6 et 12 mois de prison avec sursis requis contre 3 CRS accusés de violences et faux en écriture

22 juin 2021 à 18h45 par Jérôme Noël

"Quelle honte ! Quelle honte pour la police !”. C'est par ces mots que la Procureure s'est adressée aux 3 CRS accusés de violences et de faux en écriture, survenus à l'été 2018 il y a 3 ans, à Calais.


Nous sommes le 31 juillet 2018, 9h30, à Calais. Ce matin-là, une compagnie de CRS intervient près de la station Total pour éloigner des migrants installés sous le pont de la rocade Est. Une intervention marquée par l'interpellation d'un bénévole associatif britannique, accusé d'avoir insulté et poussé un policier au sol. C'est en tout cas ce qu'expliquent trois CRS dans le procès verbal rédigé ce jour-là. Problème: tout est faux.

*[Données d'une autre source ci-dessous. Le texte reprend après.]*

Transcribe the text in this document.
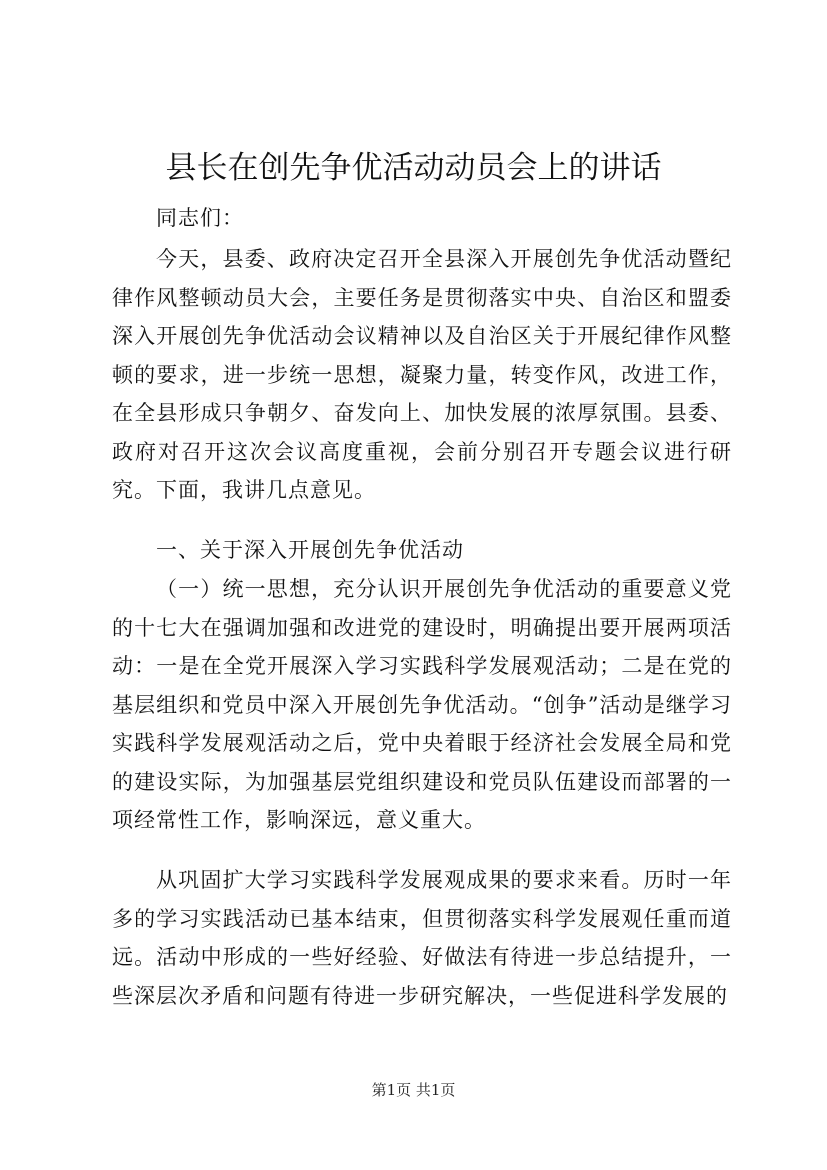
县长在创先争优活动动员会上的讲话

同志们：

今天，县委、政府决定召开全县深入开展创先争优活动暨纪律作风整顿动员大会，主要任务是贯彻落实中央、自治区和盟委深入开展创先争优活动会议精神以及自治区关于开展纪律作风整顿的要求，进一步统一思想，凝聚力量，转变作风，改进工作，在全县形成只争朝夕、奋发向上、加快发展的浓厚氛围。县委、政府对召开这次会议高度重视，会前分别召开专题会议进行研究。下面，我讲几点意见。

一、关于深入开展创先争优活动

（一）统一思想，充分认识开展创先争优活动的重要意义党的十七大在强调加强和改进党的建设时，明确提出要开展两项活动：一是在全党开展深入学习实践科学发展观活动；二是在党的基层组织和党员中深入开展创先争优活动。“创争”活动是继学习实践科学发展观活动之后，党中央着眼于经济社会发展全局和党的建设实际，为加强基层党组织建设和党员队伍建设而部署的一项经常性工作，影响深远，意义重大。

从巩固扩大学习实践科学发展观成果的要求来看。历时一年多的学习实践活动已基本结束，但贯彻落实科学发展观任重而道远。活动中形成的一些好经验、好做法有待进一步总结提升，一些深层次矛盾和问题有待进一步研究解决，一些促进科学发展的

第1页 共1页
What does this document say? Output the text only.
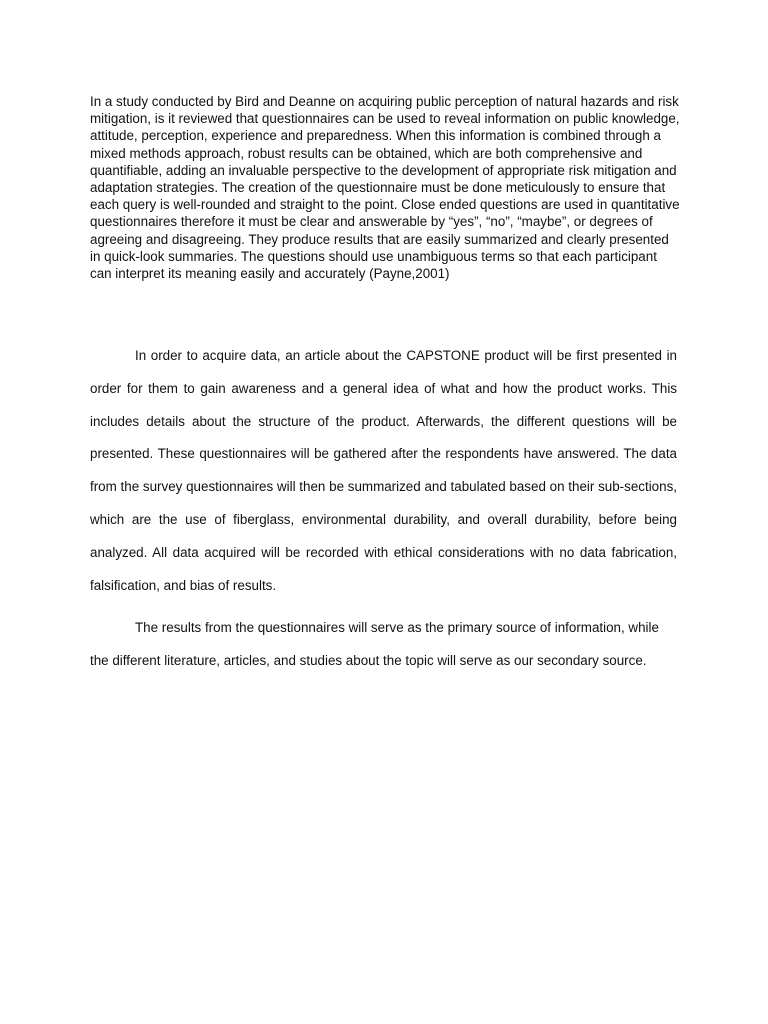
In a study conducted by Bird and Deanne on acquiring public perception of natural hazards and risk mitigation, is it reviewed that questionnaires can be used to reveal information on public knowledge, attitude, perception, experience and preparedness. When this information is combined through a mixed methods approach, robust results can be obtained, which are both comprehensive and quantifiable, adding an invaluable perspective to the development of appropriate risk mitigation and adaptation strategies. The creation of the questionnaire must be done meticulously to ensure that each query is well-rounded and straight to the point. Close ended questions are used in quantitative questionnaires therefore it must be clear and answerable by “yes”, “no”, “maybe”, or degrees of agreeing and disagreeing. They produce results that are easily summarized and clearly presented in quick-look summaries. The questions should use unambiguous terms so that each participant can interpret its meaning easily and accurately (Payne,2001)

In order to acquire data, an article about the CAPSTONE product will be first presented in order for them to gain awareness and a general idea of what and how the product works. This includes details about the structure of the product. Afterwards, the different questions will be presented. These questionnaires will be gathered after the respondents have answered. The data from the survey questionnaires will then be summarized and tabulated based on their sub-sections, which are the use of fiberglass, environmental durability, and overall durability, before being analyzed. All data acquired will be recorded with ethical considerations with no data fabrication, falsification, and bias of results.

The results from the questionnaires will serve as the primary source of information, while the different literature, articles, and studies about the topic will serve as our secondary source.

Le ressortissant britannique, coincé au Royaume-Uni à cause du covid, n'est pas venu donner sa version des faits au tribunal de Boulogne, ce mardi. Finalement, sa présence n’était pas nécessaire, car le tribunal a diffusé des vidéos de la scène, filmée par d'autres bénévoles. On y voit le brigadier-chef donner des coups de pied à des bénévoles pour les faire reculer. Quelques secondes plus tard, il pousse un individu, qui passe par dessus la rambarde de sécurité, tombe par terre et manque de se faire écraser par un camion. Des images indiscutables, et pourtant discutées. Face au tribunal, le CRS maintient sa version et plaide "un réflexe de défense" après avoir été agrippé. "Non, ça ne s'est pas passé comme ça, l'interrompt la Procureure de la République. Sur les images, on voit bien que le bénévole filme avec le téléphone dans une main, et que son autre bras est le long du corps. Pourquoi dites-vous qu'il vous a touché ? Pourquoi dites-vous qu'il vous a entraîné au sol ?" . A la barre, l'homme répond: "Parce que c'était mon ressenti ce jour-là".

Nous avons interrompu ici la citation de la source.